# Squeeze off the line?



## RacinConcept (Jun 22, 2002)

I'm just wondering if you guys activate the nitrous at the specified 3k rpm or if some of you activate it lower than that. I realize the negative effects of juicing too early, but im just curious. The startoff in my 1/4 mile is killing my overall time.

-Andrew-


----------



## Chuck (Nov 19, 2003)

give it a try, and let us know


----------



## Nuskool (Jan 5, 2004)

What have you run so far in 1/4 with that set-up im just curious because im probly gonna go the nitrous route......


----------



## Chuck (Nov 19, 2003)

Might i just throw it in, that the ga16de was not made, nor intended to rip off the line... its just a blatent fact.. some people are afraid to admit it.. But once turbo'd it can be a little more fun... I had mine for 2 years.. and it never was fast.. no matter how many gay bolt ons i did.. it was just too slow... i was going the turbo route.. but changed my mind.. I got me an S13, and its faster than the 200sx ever could have dreamed to be with all the mods i had done.. and my s13 is stock


----------



## RacinConcept (Jun 22, 2002)

Chuck said:


> give it a try, and let us know


Smart ass!!! Haha, jp. :cheers: 

BTW, something is seriously wrong with your 200sx is a stock s13 beats it in the 1/4 mile. Handling and braking wise, i understand. But damn, i kill s13s with the ka(non-turbo) without using my nitrous. Hmmm...curious.

-Andrew-


----------



## RacinConcept (Jun 22, 2002)

Nuskool said:


> What have you run so far in 1/4 with that set-up im just curious because im probly gonna go the nitrous route......


I'm running roughly a 16.600 @ 81mph without nitrous and a 15.912 @ 90mph with nitrous. Thats without a bottle heater though with pressure at about 850. If you got high milage, watch your maintenance. I'm having my leaking head gasket replaced next week. Just be sure to do your homework.

I like the nitrous route because its an "advanced bolt-on." Doesnt kill milage and WAY cheaper than turbo. I'm gonna keep this car for only 1-2 more years so this was the best route for some instant gratification.

-Andrew-


----------



## lshadoff (Nov 26, 2002)

I have the JWT nitrous setup for a turbo engine. It is made to boost off the line to spool the turbo up fast. It uses the ECU to sense when the TPS is wide open and starts to spray. It then monitors the MAF and when it maxes out due to the combination of nitrous and boost, it stops spraying.
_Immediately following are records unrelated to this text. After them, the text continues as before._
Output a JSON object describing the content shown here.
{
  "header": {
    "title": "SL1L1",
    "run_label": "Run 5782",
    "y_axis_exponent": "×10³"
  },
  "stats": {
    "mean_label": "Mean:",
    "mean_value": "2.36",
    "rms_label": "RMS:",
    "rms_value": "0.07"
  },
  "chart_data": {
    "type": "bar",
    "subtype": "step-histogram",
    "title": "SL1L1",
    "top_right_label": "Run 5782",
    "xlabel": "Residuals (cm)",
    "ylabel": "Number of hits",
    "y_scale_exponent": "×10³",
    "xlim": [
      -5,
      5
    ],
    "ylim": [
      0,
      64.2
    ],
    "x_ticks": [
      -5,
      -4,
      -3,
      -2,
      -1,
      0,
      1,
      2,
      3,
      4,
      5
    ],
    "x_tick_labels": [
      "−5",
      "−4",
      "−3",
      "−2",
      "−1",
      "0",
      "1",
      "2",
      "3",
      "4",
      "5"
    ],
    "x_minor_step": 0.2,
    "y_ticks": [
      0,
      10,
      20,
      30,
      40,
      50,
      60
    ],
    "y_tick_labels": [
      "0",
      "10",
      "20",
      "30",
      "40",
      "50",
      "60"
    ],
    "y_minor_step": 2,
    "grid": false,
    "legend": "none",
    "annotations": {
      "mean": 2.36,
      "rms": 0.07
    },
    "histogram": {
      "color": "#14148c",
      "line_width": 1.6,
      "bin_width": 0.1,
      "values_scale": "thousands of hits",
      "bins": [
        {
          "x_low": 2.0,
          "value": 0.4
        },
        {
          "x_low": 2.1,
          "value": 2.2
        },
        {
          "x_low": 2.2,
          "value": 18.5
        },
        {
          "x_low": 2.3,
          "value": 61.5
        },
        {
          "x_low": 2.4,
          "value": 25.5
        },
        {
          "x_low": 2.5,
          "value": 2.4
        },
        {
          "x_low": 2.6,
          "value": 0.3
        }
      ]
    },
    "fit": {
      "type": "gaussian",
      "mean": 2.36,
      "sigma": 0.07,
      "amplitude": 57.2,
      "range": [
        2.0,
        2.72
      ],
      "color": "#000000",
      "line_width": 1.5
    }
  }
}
It works like a charm. You just arm it and forget it.

It dropped my 60' times from 2.2951 to 2.0157 seconds. That's with a 50 shot and 9# of boost with an auto trans and 3200rpm stall converter.

Lew


----------



## Jasper (Apr 2, 2004)

lshadoff said:


> I have the JWT nitrous setup for a turbo engine. It is made to boost off the line to spool the turbo up fast. It uses the ECU to sense when the TPS is wide open and starts to spray. It then monitors the MAF and when it maxes out due to the combination of nitrous and boost, it stops spraying. It works like a charm. You just arm it and forget it.
> 
> It dropped my 60' times from 2.2951 to 2.0157 seconds. That's with a 50 shot and 9# of boost with an auto trans and 3200rpm stall converter.
> 
> Lew


works well for you? i was thinking about a setup like this once i start running at NED. minus i was debating on a 25shot (dont wanna juice the hell out of my new engine). hmm. i'll hafta look into this.


----------



## lshadoff (Nov 26, 2002)

Jasper said:


> works well for you? i was thinking about a setup like this once i start running at NED. minus i was debating on a 25shot (dont wanna juice the hell out of my new engine). hmm. i'll hafta look into this.


You can see my nitrous installation here.

Lew


----------



## Nuskool (Jan 5, 2004)

IMO you should be getting better times then a 15.9...A stock SE-R runs a mid to high 15 stock....You should get a header and maybe a flywheel. I would think you could hit low 15's with that...Good Luck with your car though man..


----------



## RacinConcept (Jun 22, 2002)

Nuskool said:


> IMO you should be getting better times then a 15.9...A stock SE-R runs a mid to high 15 stock....You should get a header and maybe a flywheel. I would think you could hit low 15's with that...Good Luck with your car though man..


I was thinking the same thing concerning my 1/4 mile time. Headers is next on my list.

-Andrew-


----------



## Nuskool (Jan 5, 2004)

there is a thread somewhere about a guy who had only intake header and exhaust with a 65 shot and a pair of slicks and he ran a 14.1.....I have that same thing plus an Act clutch and Fidanza flywheel. I want to run a 65 shot with slick and see if I can break into the low 14's as well.....And he did this way back in the day like in 93 I believe....So


----------



## RacinConcept (Jun 22, 2002)

QUOTE=Nuskoolthere is a thread somewhere about a guy who had only intake header and exhaust with a 65 shot and a pair of slicks and he ran a 14.1.....I have that same thing plus an Act clutch and Fidanza flywheel. I want to run a 65 shot with slick and see if I can break into the low 14's as well.....And he did this way back in the day like in 93 I believe....So/QUOTE i remember reading that once too. If i went with slicks, id break an axle with my luck nowadays.


----------



## Jasper (Apr 2, 2004)

as of now, ive ridden in ONE car that juices off the line
an 89 Mustang LX, with about $20k into it. 750whp blown smallblock (on race gas) running 2 - 250shots of nitrous.

i thought i was going to die. he showed me what it can do. we went down the highway at 3am (no one around, we had a car checking for 2 miles in front of us). he stopped. revved to 3400, and dumped the clutch, hit the first nitrous shot, car almost went sideways and SCREWED down the highway, 2nd gear, 3rd gear, he hit the second shot,...i honestly thought the seat (5pnt harness) was going to break off and send me flying through the back window. he hit 4th gear, and laughed, he said "look"... i looked, 178mph. he slowed down (to about 90), then we went to wendys. i couldnt eat. my stomach was somewhere about 4 exits back. kind of off topic, but somewhat relevant to spraying off the line. holy sh*t.


----------



## Jasper (Apr 2, 2004)

by the way, its a 7second car. lol just thought i'd add that.


----------